The U.S. Centers for Disease Control and Prevention (CDC) issued an update this week on the number of vaping pulmonary disease cases reported nationwide, indicating that the number has surged in recent weeks to 805 cases in at least 46 different states, and one U.S. territory. In addition, at least a dozen deaths have been confirmed in 10 states, all involving individuals who experienced respiratory problems after vaping.
Despite some belief that the illnesses may be linked to products containing synthetic cannabis or CBD oils, the CDC indicates that it still has not identified a exact cause, and that the only common thread between the pulmonary disease cases is vaping.
“We do not yet know the specific cause of these lung injuries,” the CDC update states. “The investigation has not identified any specific e-cigarette or vaping product (devices, liquids, refill pods, and/or cartridges) or substance that is linked to all cases.”
The CDC did warn that the number of reported illnesses has increased about 52% over the last week. The most recent death was announced by officials in Mississippi. It was the first death in that state and state health officials say the victim was under the age of 30.
According to the Mississippi State Department of Health, the state has only seen four cases total, including the death, since September 17. However, all four have been between the ages of 18 and 34.

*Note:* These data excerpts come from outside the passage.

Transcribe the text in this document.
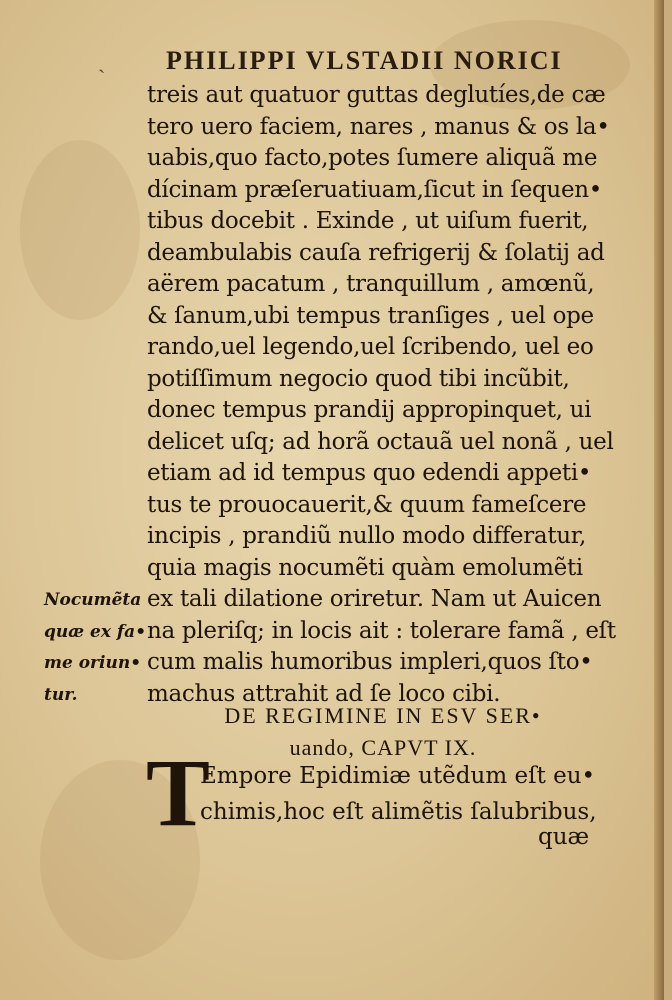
ˎ PHILIPPI VLSTADII NORICI
treis aut quatuor guttas deglutíes,de cæ
tero uero faciem, nares , manus & os la•
uabis,quo facto,potes ſumere aliquã me
dícinam præſeruatiuam,ſicut in ſequen•
tibus docebit . Exinde , ut uiſum fuerit,
deambulabis cauſa refrigerij & ſolatij ad
aërem pacatum , tranquillum , amœnũ,
& ſanum,ubi tempus tranſiges , uel ope
rando,uel legendo,uel ſcribendo, uel eo
potiſſimum negocio quod tibi incũbit,
donec tempus prandij appropinquet, ui
delicet uſq; ad horã octauã uel nonã , uel
etiam ad id tempus quo edendi appeti•
tus te prouocauerit,& quum fameſcere
incipis , prandiũ nullo modo differatur,
quia magis nocumẽti quàm emolumẽti
ex tali dilatione oriretur. Nam ut Auicen
na pleriſq; in locis ait : tolerare famã , eſt
cum malis humoribus impleri,quos ſto•
machus attrahit ad ſe loco cibi.
Nocumẽta
quæ ex fa•
me oriun•
tur.
DE REGIMINE IN ESV SER•
uando, CAPVT IX.
T
Empore Epidimiæ utẽdum eſt eu•
chimis,hoc eſt alimẽtis ſalubribus,
quæ
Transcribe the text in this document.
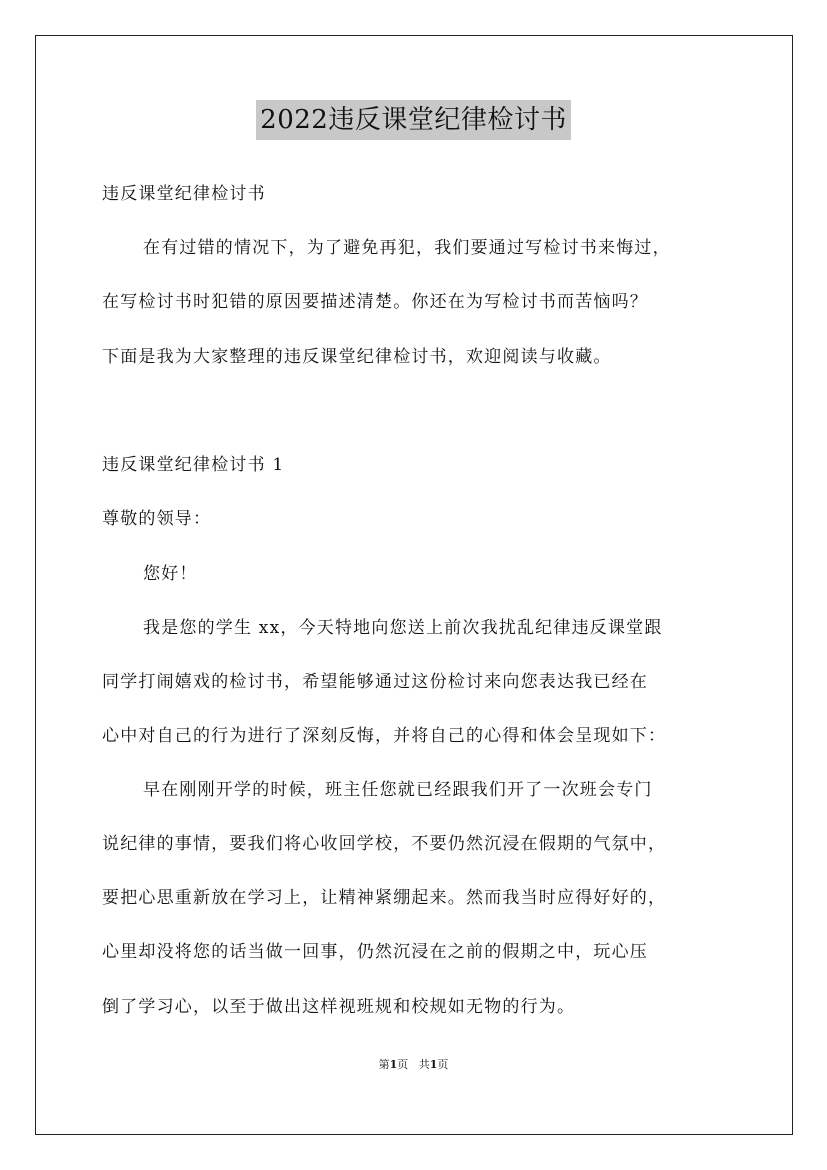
2022违反课堂纪律检讨书
违反课堂纪律检讨书
在有过错的情况下，为了避免再犯，我们要通过写检讨书来悔过，
在写检讨书时犯错的原因要描述清楚。你还在为写检讨书而苦恼吗？
下面是我为大家整理的违反课堂纪律检讨书，欢迎阅读与收藏。
违反课堂纪律检讨书 1
尊敬的领导：
您好！
我是您的学生 xx，今天特地向您送上前次我扰乱纪律违反课堂跟
同学打闹嬉戏的检讨书，希望能够通过这份检讨来向您表达我已经在
心中对自己的行为进行了深刻反悔，并将自己的心得和体会呈现如下：
早在刚刚开学的时候，班主任您就已经跟我们开了一次班会专门
说纪律的事情，要我们将心收回学校，不要仍然沉浸在假期的气氛中，
要把心思重新放在学习上，让精神紧绷起来。然而我当时应得好好的，
心里却没将您的话当做一回事，仍然沉浸在之前的假期之中，玩心压
倒了学习心，以至于做出这样视班规和校规如无物的行为。
第1页 共1页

The CDC indicates two-thirds of all reported cases to date have been between the ages of 18 and 34, with 72% of victims being male, 38% of illnesses affecting those under 21 years old and 16% of cases occurring in those under the age of 18.
A day after the latest update was released, JUUL Labs announced it was halting advertisements for its vaping products throughout the United States as it faces an investigation over whether it marketed to underage consumers.
In response to the epidemic-levels of e-cigarette use reported among the nation’s youth, a number of state and federal officials have also announced new plans to ban certain flavored vaping products.
Bans have been announced in Michigan, New York and California, and federal regulators say a national flavored e-cigarette ban is in the works.
In addition, this week Massachusetts Governor Charlie Baker declared a public health emergency and put in place a four-month ban on vaping products state-wide. Unlike the proposed bans in other states, this affects all vaping products and devices, though it is allegedly only temporary.
A growing number of JUUL addiction lawsuits are also now being filed on behalf of teenagers, young adults and other adults who indicate that they have developed a life-long nicotine problem due to false and misleading advertisements made for years about the vape pen, leaving them unable to stop vaping or progressing to traditional cigarettes.